Some patients have heart failure with preserved ejection fraction (HFpEF), which means that despite the volume of blood ejected by the left heart ventricle being normal, there is less blood than normal filling the the left ventricle because of reduced heart relaxation. HFpEF is a common condition in many older people, and as the population gets older, treating patients with this kind of heart failure is becoming a major demand on cardiac health care services.
Heart failure is characterised by metabolic changes that encourage the deposition of fat in heart (pictured is a photomicrograph showing fat deposition in a patient biopsy), and a previous study with a small number of HFpEF patients found increased fat deposition in their hearts.
But it is unclear if this fat has any link to the main symptom of HFpEF, which are breathlessness and not being able to do much exercise.
So a team of OCMR researchers led by Drs Masliza Mahmod and Oliver Rider used advanced magnetic resonance imaging (MRI) methods to measure heart muscle fat content and heart function in 27 patients with HFpEF, and compared these results with those from 14 healthy people. The research team also tracked the participants heart and lung function while they exercised on a stationary exercise bike, to find out how much oxygen they were using (an objective measure of exercise capacity) while they exercised as hard they could.

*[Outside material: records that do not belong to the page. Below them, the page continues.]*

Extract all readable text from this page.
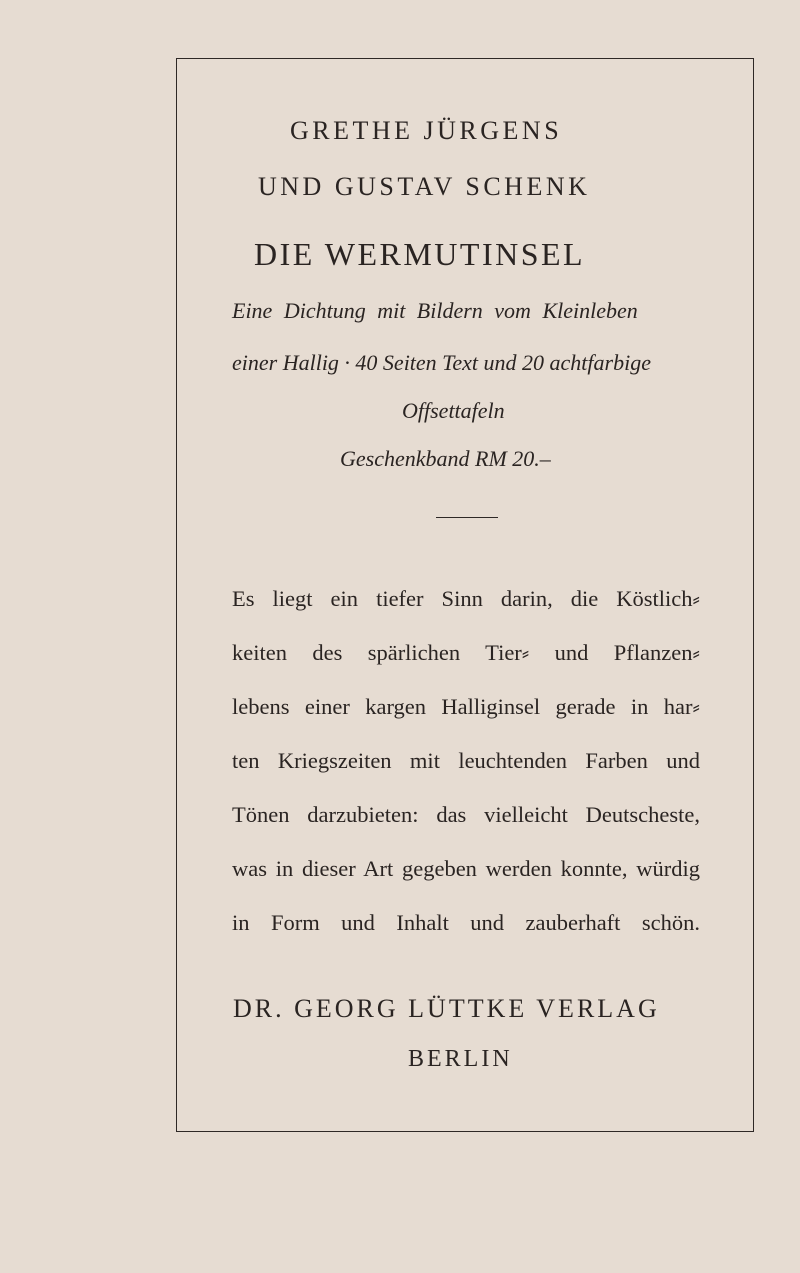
GRETHE JÜRGENS
UND GUSTAV SCHENK
DIE WERMUTINSEL
Eine Dichtung mit Bildern vom Kleinleben
einer Hallig · 40 Seiten Text und 20 achtfarbige
Offsettafeln
Geschenkband RM 20.–
Es liegt ein tiefer Sinn darin, die Köstlich⸗
keiten des spärlichen Tier⸗ und Pflanzen⸗
lebens einer kargen Halliginsel gerade in har⸗
ten Kriegszeiten mit leuchtenden Farben und
Tönen darzubieten: das vielleicht Deutscheste,
was in dieser Art gegeben werden konnte, würdig
in Form und Inhalt und zauberhaft schön.
DR. GEORG LÜTTKE VERLAG
BERLIN
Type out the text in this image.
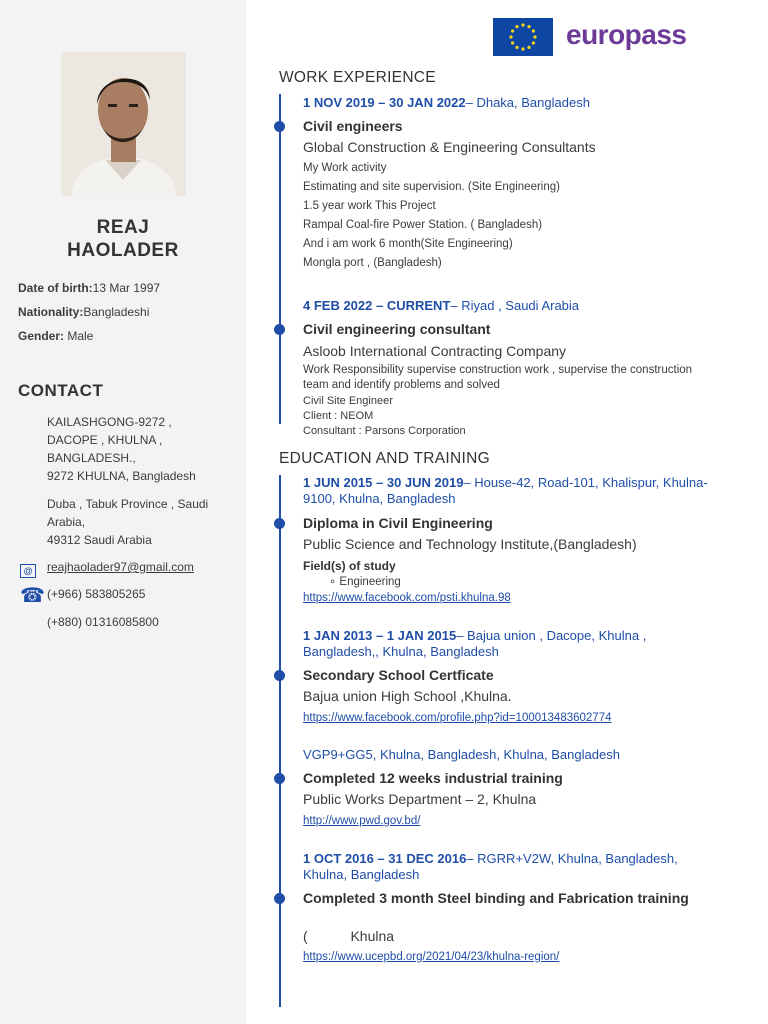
REAJ
HAOLADER
Date of birth:13 Mar 1997
Nationality:Bangladeshi
Gender: Male
CONTACT
KAILASHGONG-9272 ,
DACOPE , KHULNA ,
BANGLADESH.,
9272 KHULNA, Bangladesh
Duba , Tabuk Province , Saudi
Arabia,
49312 Saudi Arabia
@	reajhaolader97@gmail.com
☎ (+966) 583805265
(+880) 01316085800
europass
WORK EXPERIENCE
1 NOV 2019 – 30 JAN 2022– Dhaka, Bangladesh
Civil engineers
Global Construction & Engineering Consultants
My Work activity
Estimating and site supervision. (Site Engineering)
1.5 year work This Project
Rampal Coal-fire Power Station. ( Bangladesh)
And i am work 6 month(Site Engineering)
Mongla port , (Bangladesh)
4 FEB 2022 – CURRENT– Riyad , Saudi Arabia
Civil engineering consultant
Asloob International Contracting Company
Work Responsibility supervise construction work , supervise the construction team and identify problems and solved
Civil Site Engineer
Client : NEOM
Consultant : Parsons Corporation
EDUCATION AND TRAINING
1 JUN 2015 – 30 JUN 2019– House-42, Road-101, Khalispur, Khulna-9100, Khulna, Bangladesh
Diploma in Civil Engineering
Public Science and Technology Institute,(Bangladesh)
Field(s) of study
∘ Engineering
https://www.facebook.com/psti.khulna.98
1 JAN 2013 – 1 JAN 2015– Bajua union , Dacope, Khulna , Bangladesh,, Khulna, Bangladesh
Secondary School Certficate
Bajua union High School ,Khulna.
https://www.facebook.com/profile.php?id=100013483602774
VGP9+GG5, Khulna, Bangladesh, Khulna, Bangladesh
Completed 12 weeks industrial training
Public Works Department – 2, Khulna
http://www.pwd.gov.bd/
1 OCT 2016 – 31 DEC 2016– RGRR+V2W, Khulna, Bangladesh, Khulna, Bangladesh
Completed 3 month Steel binding and Fabrication training
(           Khulna
https://www.ucepbd.org/2021/04/23/khulna-region/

This ‘peak oxygen’ measure is a good measure of exercise capacity, and the OCMR research team found that compared to similar age and gender healthy people, not only did the HFpEF patients have more fat in their heart muscle, their cardiac function and peak oxygen measures were also worse. They also found that the greater the fat deposition, the worse the cardiac function, with peak oxygen values lowering too.
Associate Professor Oliver Rider, the senior author on the study, said, “Our study provides evidence that cardiac fat levels are elevated in patients with exercise limitation, and are related to the relaxation speed of the heart.
Whether this is something that can be targeted to help improve exercise capacity is an interesting prospect, but remains unknown.” - Dr Oliver Rider
Dr Masliza Mahmod, Head of Clinical Trials at OCMR and the first author on the study said, “By measuring fat content in the heart muscle of HFpEF patients, we have found a promising treatment target, which has the potential to improve exercise capacity, and eventually the health outcomes in patients with HFpEF”.